I am trying to answer the following question posed in my logic class: (throughout we work in propositional logic) is there a set $S$ of well-formed-formulas (wffs) satisfied by countable set $V$ of truth assignments such that any truth assignment satisfying $S$ lies in $V$?
My guess is no. My first reaction to this was to do a diagonalization. Present $V$ as an array with $v_{i, j}$ the truth value that assignment $v_i$ gives to the $j$-th propositional letter. Obviously the hard case is when $S$ is infinite; if $S$ is finite, then only finitely many propositional letters occur in the $S$-formulae. Then there is some maximal $k$ for which all $A_n$ with $n \geq k$ do not occur in V. Then the diagonalization is trivial: just diagonalize from the $k$-th letter onward, since changing $A_k$ in this range doesn't affect anything in $S$.
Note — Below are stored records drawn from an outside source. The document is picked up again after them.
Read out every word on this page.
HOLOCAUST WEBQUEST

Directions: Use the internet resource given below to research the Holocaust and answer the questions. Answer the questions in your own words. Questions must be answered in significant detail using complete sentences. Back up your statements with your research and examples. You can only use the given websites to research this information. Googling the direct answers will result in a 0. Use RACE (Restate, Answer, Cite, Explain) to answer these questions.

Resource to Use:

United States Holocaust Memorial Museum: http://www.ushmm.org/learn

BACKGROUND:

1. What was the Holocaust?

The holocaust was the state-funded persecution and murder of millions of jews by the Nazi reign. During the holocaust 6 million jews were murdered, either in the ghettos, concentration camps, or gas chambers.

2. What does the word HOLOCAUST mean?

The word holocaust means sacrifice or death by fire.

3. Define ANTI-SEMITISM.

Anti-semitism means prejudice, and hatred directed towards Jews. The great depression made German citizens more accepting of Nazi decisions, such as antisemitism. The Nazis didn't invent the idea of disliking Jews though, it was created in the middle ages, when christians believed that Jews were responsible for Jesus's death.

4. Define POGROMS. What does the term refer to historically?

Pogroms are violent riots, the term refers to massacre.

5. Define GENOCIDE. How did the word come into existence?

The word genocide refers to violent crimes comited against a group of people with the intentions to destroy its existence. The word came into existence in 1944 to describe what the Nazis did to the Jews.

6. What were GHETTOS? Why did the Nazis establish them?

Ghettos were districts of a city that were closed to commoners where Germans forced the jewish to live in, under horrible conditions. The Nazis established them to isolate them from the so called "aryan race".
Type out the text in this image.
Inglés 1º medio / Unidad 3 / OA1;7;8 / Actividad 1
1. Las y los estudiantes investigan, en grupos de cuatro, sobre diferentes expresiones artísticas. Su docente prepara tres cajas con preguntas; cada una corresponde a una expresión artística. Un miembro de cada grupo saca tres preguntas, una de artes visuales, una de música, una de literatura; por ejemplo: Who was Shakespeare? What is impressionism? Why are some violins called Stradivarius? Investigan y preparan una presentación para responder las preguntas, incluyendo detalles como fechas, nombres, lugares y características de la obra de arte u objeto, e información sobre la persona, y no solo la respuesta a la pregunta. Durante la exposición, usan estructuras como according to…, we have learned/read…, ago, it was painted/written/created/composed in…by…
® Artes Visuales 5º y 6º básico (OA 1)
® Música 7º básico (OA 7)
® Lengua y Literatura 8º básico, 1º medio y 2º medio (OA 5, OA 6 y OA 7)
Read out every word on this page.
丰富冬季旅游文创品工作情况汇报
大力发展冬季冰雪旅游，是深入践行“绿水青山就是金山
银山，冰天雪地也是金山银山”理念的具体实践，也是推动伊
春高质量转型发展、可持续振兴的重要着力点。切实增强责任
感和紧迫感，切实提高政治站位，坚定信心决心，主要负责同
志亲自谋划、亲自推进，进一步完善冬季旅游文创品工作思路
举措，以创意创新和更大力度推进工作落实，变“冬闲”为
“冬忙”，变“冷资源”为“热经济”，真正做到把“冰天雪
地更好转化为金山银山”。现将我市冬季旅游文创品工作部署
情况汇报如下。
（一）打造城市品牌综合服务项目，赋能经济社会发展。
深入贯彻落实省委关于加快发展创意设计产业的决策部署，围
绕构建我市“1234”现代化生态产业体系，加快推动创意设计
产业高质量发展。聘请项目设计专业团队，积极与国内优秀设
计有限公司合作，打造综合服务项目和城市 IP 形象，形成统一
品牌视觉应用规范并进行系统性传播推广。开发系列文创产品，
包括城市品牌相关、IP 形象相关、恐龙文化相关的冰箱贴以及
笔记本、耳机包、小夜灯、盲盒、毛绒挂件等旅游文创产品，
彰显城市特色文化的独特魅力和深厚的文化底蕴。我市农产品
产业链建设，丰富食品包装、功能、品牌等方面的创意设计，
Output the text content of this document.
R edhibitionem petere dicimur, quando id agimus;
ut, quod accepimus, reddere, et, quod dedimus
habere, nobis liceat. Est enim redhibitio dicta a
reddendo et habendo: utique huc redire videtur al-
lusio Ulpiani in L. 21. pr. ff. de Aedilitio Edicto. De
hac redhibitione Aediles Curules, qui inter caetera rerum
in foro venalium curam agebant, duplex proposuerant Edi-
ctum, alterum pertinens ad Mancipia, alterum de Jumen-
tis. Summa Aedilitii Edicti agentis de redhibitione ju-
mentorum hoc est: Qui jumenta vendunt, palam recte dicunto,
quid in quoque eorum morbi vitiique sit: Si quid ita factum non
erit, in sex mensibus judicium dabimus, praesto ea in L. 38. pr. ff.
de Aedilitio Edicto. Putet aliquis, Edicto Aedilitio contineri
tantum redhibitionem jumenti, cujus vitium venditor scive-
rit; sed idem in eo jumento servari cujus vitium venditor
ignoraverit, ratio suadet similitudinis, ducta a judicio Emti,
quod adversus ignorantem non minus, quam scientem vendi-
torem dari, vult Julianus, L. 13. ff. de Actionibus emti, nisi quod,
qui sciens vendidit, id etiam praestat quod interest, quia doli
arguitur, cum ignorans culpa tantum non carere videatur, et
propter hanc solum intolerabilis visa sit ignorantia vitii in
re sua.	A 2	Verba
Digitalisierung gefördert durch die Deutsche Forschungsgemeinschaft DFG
But I have little clue about how to approach the main case when $S$ is infinite. I thought maybe I should try using the fact that $S$ is consistent (since it's satisfiable). If it's maximally consistent, then I think this is simple too, since for every propositional letter $A_n$, either $A_n$ is in $S$ or $(\neg A_n)$ is in $S$, implying that there is only one truth assignment satisfying $S$--since every truth assignment must agree on each propositional letter.
But if $S$ is not maximally consistent, this isn't available to me. Somehow I would like to show that infinitely many propositional letters do not occur in $S$. Then I can apply the trick above and just diagonalize through the superfluous letters.
So, yes, just looking for some hints or corrections if you have any please, though maybe if I don't get anywhere on my own I'll give up and ask for more. Thanks.
(By the way, by referring to letters that "occur in $S$" I mean letters that occur in some formula in $S$).